The rival frameworks tested were the 2020 paper Deformable Transformers for End-to-End Object Detection (DETR); and the VAT system from another paper that year, Detecting Attended Visual Targets in Video;
Since the target success cases are known by annotation, none of the usual metrics were necessary to classify results, but only to compare results to known characteristics. Thus Average Precision was used.
Of the results from the initial quantitative round, the authors comment:
‘The [results] demonstrate that our multimodal network structure gaze candidate estimation network (0.433) outperforms DETR (0.418) and VAT (0.324) in terms of AP performance. Moreover, as the modality increases, the AP of our method and Transformer method performs better than that of a single modality. Interestingly, we found that VAT performs worse when audio cues are added to the feature map, indicating that its network is too simple to handle multimodal information.

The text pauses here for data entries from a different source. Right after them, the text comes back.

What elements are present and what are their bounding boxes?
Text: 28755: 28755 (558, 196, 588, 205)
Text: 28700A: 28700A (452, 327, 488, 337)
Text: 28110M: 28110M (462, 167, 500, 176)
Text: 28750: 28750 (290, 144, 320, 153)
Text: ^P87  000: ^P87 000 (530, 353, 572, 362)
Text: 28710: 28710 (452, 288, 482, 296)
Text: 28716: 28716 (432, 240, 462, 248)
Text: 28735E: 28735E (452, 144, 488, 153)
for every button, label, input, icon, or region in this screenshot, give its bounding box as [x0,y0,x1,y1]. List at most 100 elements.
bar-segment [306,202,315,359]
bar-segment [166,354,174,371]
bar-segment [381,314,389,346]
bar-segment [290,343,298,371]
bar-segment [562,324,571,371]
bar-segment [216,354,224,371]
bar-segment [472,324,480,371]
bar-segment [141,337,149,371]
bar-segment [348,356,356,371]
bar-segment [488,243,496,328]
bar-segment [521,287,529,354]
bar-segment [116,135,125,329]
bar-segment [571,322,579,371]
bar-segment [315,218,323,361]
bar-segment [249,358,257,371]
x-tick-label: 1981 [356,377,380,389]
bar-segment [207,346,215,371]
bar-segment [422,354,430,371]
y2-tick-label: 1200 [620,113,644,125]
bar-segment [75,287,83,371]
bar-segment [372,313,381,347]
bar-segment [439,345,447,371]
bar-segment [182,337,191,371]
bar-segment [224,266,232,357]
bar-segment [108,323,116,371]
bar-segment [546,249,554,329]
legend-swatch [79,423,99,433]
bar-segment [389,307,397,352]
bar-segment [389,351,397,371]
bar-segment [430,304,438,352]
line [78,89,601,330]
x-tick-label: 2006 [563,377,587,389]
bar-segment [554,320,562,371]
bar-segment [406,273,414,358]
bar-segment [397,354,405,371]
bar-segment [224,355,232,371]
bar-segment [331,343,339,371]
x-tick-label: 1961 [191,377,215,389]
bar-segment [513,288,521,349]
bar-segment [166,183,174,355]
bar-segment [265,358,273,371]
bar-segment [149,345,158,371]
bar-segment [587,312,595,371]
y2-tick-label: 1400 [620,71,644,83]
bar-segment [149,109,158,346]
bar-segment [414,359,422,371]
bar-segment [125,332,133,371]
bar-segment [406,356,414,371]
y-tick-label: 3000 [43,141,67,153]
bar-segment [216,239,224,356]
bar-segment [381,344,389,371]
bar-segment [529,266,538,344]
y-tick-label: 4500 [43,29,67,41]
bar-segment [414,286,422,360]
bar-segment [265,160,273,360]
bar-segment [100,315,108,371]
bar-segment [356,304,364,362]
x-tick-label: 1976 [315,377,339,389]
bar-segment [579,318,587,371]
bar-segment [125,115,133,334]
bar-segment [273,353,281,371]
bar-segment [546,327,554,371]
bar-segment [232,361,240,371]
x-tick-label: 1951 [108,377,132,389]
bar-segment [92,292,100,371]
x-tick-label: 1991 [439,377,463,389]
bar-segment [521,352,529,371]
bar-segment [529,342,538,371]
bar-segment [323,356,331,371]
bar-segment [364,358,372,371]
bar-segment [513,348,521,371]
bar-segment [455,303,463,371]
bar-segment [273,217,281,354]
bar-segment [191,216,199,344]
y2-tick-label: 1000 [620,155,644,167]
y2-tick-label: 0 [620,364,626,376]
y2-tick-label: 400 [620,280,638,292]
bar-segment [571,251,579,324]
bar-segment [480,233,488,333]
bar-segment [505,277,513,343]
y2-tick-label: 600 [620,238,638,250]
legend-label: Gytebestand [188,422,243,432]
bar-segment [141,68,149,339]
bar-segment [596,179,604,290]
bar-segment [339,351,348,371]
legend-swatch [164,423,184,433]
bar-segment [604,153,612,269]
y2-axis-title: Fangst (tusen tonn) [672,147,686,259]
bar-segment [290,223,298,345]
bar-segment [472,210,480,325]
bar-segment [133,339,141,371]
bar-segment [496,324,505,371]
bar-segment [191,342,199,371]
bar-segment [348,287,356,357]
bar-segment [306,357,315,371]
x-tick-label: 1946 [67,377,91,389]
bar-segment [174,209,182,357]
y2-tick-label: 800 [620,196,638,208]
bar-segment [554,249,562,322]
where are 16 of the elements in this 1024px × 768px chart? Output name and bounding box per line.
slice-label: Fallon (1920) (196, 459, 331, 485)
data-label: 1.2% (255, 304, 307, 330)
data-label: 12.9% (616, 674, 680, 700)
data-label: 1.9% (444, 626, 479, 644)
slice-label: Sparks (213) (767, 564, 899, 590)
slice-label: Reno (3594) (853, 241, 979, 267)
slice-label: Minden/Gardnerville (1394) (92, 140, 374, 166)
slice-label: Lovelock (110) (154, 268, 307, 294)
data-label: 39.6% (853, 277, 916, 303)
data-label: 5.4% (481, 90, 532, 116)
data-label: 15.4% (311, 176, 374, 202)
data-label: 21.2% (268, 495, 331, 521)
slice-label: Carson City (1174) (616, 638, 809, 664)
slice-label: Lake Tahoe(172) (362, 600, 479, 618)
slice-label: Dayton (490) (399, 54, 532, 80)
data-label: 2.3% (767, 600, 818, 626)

‘These results suggest that incorporating audio information into gaze following models, as we did in our gaze candidate estimation model, can lead to significant improvements in accuracy, particularly in real-world scenarios where audio cues play a crucial role.
‘The superiority of our multimodal network structure over traditional CNN methods and Transformer methods also highlights the importance of fusing multimodal information for gaze following detection.’
Here the authors comment:
‘The [results] clearly demonstrate the effectiveness of our multimodal model in enhancing the prediction accuracy of gaze-following models. In particular, the gaze candidate estimation model shows superior performance compared to other models. This is because the gaze candidate estimation model takes into account the speaker’s mode, which improves its accuracy in social situations.’
In regard to the visual results provided for the qualitative test at hand (image above), the paper asserts:
‘Our model outperforms the VAT method in accurately detecting the gaze target. In the first frame, our model accurately detects the gaze target where the VAT method failed to do so.
‘This demonstrates the superior performance of our model in terms of gaze target detection. In the second frame, our model accurately detected the speaker as the gaze target in a conversational scenario, while another model failed. Incorporating audio cues is crucial for gaze following, and audio-visual fusion can significantly improve accuracy, especially in real-world scenarios.’
The research covered here seems to have notable potential for downstream tasks, such as better semantically-based ‘guesses’ for where a person is looking – or, at the very least, to disabuse newly-trained systems of the notion that head pose is a major signifier for eye pose.
The creation of completely convincing neural people or deepfake-style techniques to enhance and augment actors’ performances is going to be absolutely essential for such approaches to gain a true and resilient foothold in visual effects pipelines. The standard, epitomized by the common belief that ‘eyes follow you round the room’ in the work of the true classic masters, is perhaps higher than any other in this respect, while the area of applicable operation is as limited as it could possibly be.